"Female Viagra" A Flop, Says FDA Panel
(CBS) The wait for a pill to prop up women's sagging sex drives might be longer than expected.
An FDA panel weighing whether to green-light flibanserin, the so called "female Viagra," say the drug failed to boost women's libidos in recent studies.
What's more, many women who took the once-a-day drug experienced significant side effects, including depression, fatigue, and fainting.
The studies involved about 2,400 women, who were treated with either flibanserin or a placebo. Women in both groups showed an increase in the number of sexually satisfying events but didn't show any increase in sexual desire.
Side effects forced about 15 percent of the women taking flibanserin to stop taking the drug, twice as many women as in the placebo group.
Flibanserin's manufacturer, German firm Boehringer Ingelheim, maintains that the drug provides an option for women with what doctors call "hypoactive sexual desire disorder, noting that current options are "extremely limited," according to the Wall Street Journal.
Even if flibanserin is approved by the FDA, some doubt that women will flock to the drug, which must be taken on a daily basis. In contrast, men with erectile dysfunction need to take Viagra or similar drugs only in advance of sexual activity.
"Both of those things, that it's a chronic drug and that it works on brain chemistry, raise important safety questions," Amy Allina, program and policy director of the National Women's Health Network, told the Wall Street Journal.
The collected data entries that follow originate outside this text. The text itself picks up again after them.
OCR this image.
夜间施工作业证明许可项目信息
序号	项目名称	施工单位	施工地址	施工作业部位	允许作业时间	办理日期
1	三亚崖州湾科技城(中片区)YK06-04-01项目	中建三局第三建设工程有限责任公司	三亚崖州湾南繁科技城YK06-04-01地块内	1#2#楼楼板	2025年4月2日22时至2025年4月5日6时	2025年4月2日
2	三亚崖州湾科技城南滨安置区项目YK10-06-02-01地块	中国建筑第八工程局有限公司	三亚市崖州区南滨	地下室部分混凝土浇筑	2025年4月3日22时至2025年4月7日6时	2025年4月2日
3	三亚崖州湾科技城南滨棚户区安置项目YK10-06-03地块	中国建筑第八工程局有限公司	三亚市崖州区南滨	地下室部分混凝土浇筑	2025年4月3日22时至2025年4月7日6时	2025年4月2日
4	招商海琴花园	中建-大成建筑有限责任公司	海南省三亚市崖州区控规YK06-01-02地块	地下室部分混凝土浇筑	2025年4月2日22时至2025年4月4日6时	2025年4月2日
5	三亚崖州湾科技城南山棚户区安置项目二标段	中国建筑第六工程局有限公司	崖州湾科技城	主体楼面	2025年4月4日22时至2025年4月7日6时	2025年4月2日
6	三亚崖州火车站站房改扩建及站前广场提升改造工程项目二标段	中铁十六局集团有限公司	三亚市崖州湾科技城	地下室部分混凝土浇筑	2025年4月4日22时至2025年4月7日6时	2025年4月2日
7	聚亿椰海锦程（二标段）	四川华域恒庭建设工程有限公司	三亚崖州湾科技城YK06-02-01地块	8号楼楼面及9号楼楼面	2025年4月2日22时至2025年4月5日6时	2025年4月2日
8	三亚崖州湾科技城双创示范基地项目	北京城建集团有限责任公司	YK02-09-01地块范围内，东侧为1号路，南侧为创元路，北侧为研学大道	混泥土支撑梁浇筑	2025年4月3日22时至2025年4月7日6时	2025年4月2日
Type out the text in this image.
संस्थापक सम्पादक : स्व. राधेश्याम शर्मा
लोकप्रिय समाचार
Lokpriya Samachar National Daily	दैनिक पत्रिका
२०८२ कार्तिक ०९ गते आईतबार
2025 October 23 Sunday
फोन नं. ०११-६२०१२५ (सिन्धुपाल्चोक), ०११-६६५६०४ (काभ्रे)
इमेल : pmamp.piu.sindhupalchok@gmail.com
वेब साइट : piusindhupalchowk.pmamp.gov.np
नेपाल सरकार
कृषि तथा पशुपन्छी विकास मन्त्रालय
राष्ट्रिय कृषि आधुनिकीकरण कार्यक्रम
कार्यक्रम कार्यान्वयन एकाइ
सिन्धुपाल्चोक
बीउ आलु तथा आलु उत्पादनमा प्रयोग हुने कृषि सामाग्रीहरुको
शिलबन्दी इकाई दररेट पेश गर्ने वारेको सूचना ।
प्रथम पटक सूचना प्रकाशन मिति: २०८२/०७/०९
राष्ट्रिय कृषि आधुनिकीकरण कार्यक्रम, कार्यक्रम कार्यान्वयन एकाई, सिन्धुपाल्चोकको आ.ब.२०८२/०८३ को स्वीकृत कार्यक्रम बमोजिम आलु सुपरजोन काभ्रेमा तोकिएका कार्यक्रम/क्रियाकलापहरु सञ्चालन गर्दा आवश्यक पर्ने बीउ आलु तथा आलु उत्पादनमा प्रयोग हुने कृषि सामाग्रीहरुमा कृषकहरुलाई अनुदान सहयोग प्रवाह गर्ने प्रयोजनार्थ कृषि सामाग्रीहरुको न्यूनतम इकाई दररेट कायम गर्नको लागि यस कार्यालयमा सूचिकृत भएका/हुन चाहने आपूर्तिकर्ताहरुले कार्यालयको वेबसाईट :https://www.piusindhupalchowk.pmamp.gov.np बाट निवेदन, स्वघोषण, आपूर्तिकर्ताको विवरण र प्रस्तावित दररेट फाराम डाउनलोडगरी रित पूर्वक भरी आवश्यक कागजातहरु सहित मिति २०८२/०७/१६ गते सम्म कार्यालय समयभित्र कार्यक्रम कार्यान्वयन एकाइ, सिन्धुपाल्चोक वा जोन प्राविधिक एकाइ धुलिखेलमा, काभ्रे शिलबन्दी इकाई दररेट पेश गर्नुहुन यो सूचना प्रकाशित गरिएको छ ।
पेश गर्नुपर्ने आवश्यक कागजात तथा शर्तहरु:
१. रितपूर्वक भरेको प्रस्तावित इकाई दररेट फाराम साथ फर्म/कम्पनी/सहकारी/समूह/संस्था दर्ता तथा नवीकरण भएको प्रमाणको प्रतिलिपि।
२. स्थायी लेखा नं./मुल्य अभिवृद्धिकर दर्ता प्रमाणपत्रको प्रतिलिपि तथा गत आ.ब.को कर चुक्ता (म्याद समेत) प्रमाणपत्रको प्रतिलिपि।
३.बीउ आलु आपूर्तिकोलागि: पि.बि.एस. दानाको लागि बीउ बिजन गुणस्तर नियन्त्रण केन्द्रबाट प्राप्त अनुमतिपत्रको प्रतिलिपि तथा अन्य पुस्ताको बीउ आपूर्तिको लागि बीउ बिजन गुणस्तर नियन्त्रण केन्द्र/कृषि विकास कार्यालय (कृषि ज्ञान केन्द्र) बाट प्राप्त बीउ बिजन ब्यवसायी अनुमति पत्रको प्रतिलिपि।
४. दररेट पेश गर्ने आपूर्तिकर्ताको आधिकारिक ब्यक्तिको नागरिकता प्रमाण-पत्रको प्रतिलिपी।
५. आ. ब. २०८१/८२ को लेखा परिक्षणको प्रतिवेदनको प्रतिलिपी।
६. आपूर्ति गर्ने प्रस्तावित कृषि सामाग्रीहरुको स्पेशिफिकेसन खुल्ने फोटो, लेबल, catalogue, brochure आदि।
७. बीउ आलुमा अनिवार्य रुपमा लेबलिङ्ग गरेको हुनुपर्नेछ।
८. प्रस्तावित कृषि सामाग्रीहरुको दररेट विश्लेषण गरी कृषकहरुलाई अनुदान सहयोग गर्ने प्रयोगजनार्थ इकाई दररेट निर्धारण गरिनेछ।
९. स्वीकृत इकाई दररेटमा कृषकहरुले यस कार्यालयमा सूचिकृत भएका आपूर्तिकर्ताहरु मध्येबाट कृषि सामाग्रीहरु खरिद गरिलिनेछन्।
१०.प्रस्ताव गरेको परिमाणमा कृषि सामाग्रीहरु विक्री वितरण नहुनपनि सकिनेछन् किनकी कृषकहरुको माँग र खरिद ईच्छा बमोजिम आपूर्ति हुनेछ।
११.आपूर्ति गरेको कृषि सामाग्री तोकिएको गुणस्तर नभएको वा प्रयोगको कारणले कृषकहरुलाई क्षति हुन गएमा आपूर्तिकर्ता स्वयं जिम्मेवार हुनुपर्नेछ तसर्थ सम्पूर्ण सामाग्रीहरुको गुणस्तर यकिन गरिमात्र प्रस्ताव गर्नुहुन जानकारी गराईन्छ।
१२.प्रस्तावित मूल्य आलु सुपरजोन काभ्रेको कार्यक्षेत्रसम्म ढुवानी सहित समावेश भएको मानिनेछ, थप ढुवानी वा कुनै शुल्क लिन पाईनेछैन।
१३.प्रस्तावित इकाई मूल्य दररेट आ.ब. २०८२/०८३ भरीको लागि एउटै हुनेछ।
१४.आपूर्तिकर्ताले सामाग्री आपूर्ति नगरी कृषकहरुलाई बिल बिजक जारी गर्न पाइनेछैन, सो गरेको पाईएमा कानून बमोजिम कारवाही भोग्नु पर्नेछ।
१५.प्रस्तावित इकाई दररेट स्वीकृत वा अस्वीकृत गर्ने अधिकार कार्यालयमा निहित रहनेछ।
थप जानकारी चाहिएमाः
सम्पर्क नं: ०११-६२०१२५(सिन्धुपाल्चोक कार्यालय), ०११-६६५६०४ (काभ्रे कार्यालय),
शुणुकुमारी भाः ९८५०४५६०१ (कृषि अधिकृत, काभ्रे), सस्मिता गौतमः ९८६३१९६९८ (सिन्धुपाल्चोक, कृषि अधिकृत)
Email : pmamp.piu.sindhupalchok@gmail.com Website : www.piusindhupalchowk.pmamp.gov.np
Some doctors, too, have expressed doubts about the drug, saying a pill can't fix a troubled relationship or ease the burden of childcare or housework, the Daily Mail reports.
"It's a fairly complicated area, unlike in men's sexual dysfunction where there's a major mechanical concern," said Dr. Elizabeth Kavaler, a urologist at Lenox Hill Hospital in New York. "In women there's no mechanical concern, so if she's not having a successful sex life, where is the problem?"